In an article entitled “Training Chinese Nurses in Western Ways: Among College’s Great Contributions,” the question s further emphasized as it presents the viewpoint that the Western teachings are the best and that essentially it is so “nice” of the colleges to teach this method rather than any other. Ata meeting in Peeping Rufus noted that it was called to order with songs from the University of Michigan and stories from the committee members’ experiences while in the States.

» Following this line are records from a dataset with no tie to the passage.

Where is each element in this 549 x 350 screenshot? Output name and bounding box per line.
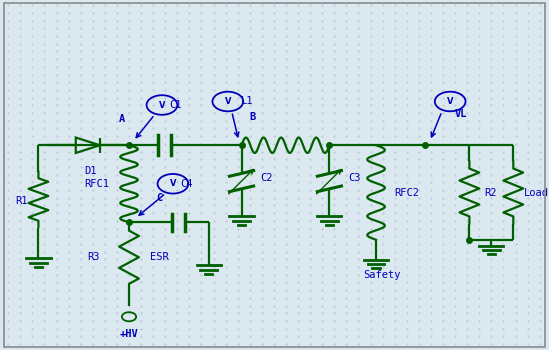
Text: C1: C1	[170, 100, 182, 110]
Text: +HV: +HV	[120, 329, 138, 339]
Text: R1: R1	[16, 196, 28, 206]
Text: RFC1: RFC1	[85, 179, 110, 189]
Text: C3: C3	[348, 173, 360, 183]
Text: ESR: ESR	[150, 252, 169, 262]
Text: L1: L1	[241, 97, 253, 106]
Text: V: V	[447, 97, 453, 106]
Text: A: A	[119, 114, 126, 124]
Text: B: B	[249, 112, 256, 122]
Text: C: C	[156, 193, 163, 203]
Text: RFC2: RFC2	[394, 188, 419, 197]
Text: R3: R3	[87, 252, 99, 262]
Text: V: V	[225, 97, 231, 106]
Text: V: V	[170, 179, 176, 188]
Text: Safety: Safety	[363, 270, 400, 280]
Text: VL: VL	[455, 109, 467, 119]
Text: D1: D1	[85, 167, 97, 176]
Text: C2: C2	[260, 173, 272, 183]
Text: R2: R2	[484, 188, 496, 197]
Text: V: V	[159, 100, 165, 110]
Text: Load: Load	[524, 188, 549, 197]
Text: C4: C4	[181, 179, 193, 189]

This transfer of a Western tradition to Asia emphasizes the way in which Westernizes spread in part because of the Barbour Scholarship. Additionally, at the university itself, Barbour Scholars were placed in: “women’s dormitories, so hat they could benefit by associating with American girls. ” As expressed above, Barbarous main purpose of the scholarship was to give the women an opportunity to learn, with the expectation that they would return to their native countries, and “assimilate the blessings among the peoples from which they come,” thus spreading Western knowledge.

From this, it is fair to assume that Western exceptionalness was evident in the reasoning for establishing the scholarship, as the terminology “assimilate the blessings” describes the university and thus the United States as a great benefactor, rather reflecting the view of superiority. This does not take away from the fact that these women were given an invaluable opportunity to receive higher education and a way out of oppression, but it does raise questions about a possible underlying reason the Scholarship was implemented.